Deep Learning-Based Heart Sound Analysis for Left Ventricular Diastolic Dysfunction Diagnosis.

作者信息

Yang Yang, Guo Xing-Ming, Wang Hui, Zheng Yi-Neng

机构信息

Key Laboratory of Biorheology Science and Technology, Ministry of Education, College of Bioengineering, Chongqing University, Chongqing 400044, China.

Department of Radiology, The First Affiliated Hospital of Chongqing Medical University, Chongqing 400016, China.

出版信息

Diagnostics (Basel). 2021 Dec 13;11(12):2349. doi: 10.3390/diagnostics11122349.

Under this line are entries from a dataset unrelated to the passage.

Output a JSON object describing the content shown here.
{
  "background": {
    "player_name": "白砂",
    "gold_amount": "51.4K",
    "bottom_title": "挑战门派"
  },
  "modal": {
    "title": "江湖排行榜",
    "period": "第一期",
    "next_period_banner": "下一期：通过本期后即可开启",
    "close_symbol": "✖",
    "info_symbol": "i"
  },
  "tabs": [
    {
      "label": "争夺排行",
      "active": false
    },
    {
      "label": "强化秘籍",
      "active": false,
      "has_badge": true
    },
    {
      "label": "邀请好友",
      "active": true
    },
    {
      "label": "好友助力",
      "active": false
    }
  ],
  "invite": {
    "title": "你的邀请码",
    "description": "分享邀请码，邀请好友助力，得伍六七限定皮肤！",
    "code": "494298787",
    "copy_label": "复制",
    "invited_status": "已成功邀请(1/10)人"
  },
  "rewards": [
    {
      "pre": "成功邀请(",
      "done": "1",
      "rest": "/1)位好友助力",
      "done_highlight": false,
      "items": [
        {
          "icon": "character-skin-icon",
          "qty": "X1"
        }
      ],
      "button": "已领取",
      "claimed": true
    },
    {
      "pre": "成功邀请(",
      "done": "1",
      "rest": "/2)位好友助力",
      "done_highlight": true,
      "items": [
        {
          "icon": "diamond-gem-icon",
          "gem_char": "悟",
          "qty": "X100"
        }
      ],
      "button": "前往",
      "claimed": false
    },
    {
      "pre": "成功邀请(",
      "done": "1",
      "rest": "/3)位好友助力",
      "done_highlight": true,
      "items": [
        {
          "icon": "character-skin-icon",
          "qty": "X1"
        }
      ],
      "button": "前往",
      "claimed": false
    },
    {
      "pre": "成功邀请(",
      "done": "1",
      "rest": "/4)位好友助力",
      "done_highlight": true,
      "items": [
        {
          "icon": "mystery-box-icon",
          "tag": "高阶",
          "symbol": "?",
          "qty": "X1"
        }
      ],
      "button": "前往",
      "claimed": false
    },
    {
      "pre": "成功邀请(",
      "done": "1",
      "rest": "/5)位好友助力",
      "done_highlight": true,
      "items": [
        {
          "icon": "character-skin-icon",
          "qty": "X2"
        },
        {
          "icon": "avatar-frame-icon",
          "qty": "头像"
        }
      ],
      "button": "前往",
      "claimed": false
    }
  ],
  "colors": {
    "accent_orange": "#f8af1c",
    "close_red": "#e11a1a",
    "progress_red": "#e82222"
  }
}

DOI:10.3390/diagnostics11122349
PMID:34943586
原文链接:https://pmc.ncbi.nlm.nih.gov/articles/PMC8699866/
Abstract

The aggravation of left ventricular diastolic dysfunction (LVDD) could lead to ventricular remodeling, wall stiffness, reduced compliance, and progression to heart failure with a preserved ejection fraction. A non-invasive method based on convolutional neural networks (CNN) and heart sounds (HS) is presented for the early diagnosis of LVDD in this paper. A deep convolutional generative adversarial networks (DCGAN) model-based data augmentation (DA) method was proposed to expand a HS database of LVDD for model training. Firstly, the preprocessing of HS signals was performed using the improved wavelet denoising method. Secondly, the logistic regression based hidden semi-Markov model was utilized to segment HS signals, which were subsequently converted into spectrograms for DA using the short-time Fourier transform (STFT). Finally, the proposed method was compared with VGG-16, VGG-19, ResNet-18, ResNet-50, DenseNet-121, and AlexNet in terms of performance for LVDD diagnosis. The result shows that the proposed method has a reasonable performance with an accuracy of 0.987, a sensitivity of 0.986, and a specificity of 0.988, which proves the effectiveness of HS analysis for the early diagnosis of LVDD and demonstrates that the DCGAN-based DA method could effectively augment HS data.

摘要

左心室舒张功能障碍(LVDD)的加重会导致心室重构、室壁僵硬度增加、顺应性降低,并进展为射血分数保留的心力衰竭。本文提出了一种基于卷积神经网络(CNN)和心音(HS)的非侵入性方法用于LVDD的早期诊断。提出了一种基于深度卷积生成对抗网络(DCGAN)模型的数据增强(DA)方法来扩充用于模型训练的LVDD心音数据库。首先,使用改进的小波去噪方法对心音信号进行预处理。其次,利用基于逻辑回归的隐半马尔可夫模型对心音信号进行分割,随后使用短时傅里叶变换(STFT)将其转换为频谱图用于数据增强。最后,将所提出的方法在LVDD诊断性能方面与VGG-16、VGG-19、ResNet-18、ResNet-50、DenseNet-121和AlexNet进行比较。结果表明,所提出的方法具有合理的性能,准确率为0.987,灵敏度为0.986,特异性为0.988,这证明了心音分析用于LVDD早期诊断的有效性,并表明基于DCGAN的数据增强方法可以有效地扩充心音数据。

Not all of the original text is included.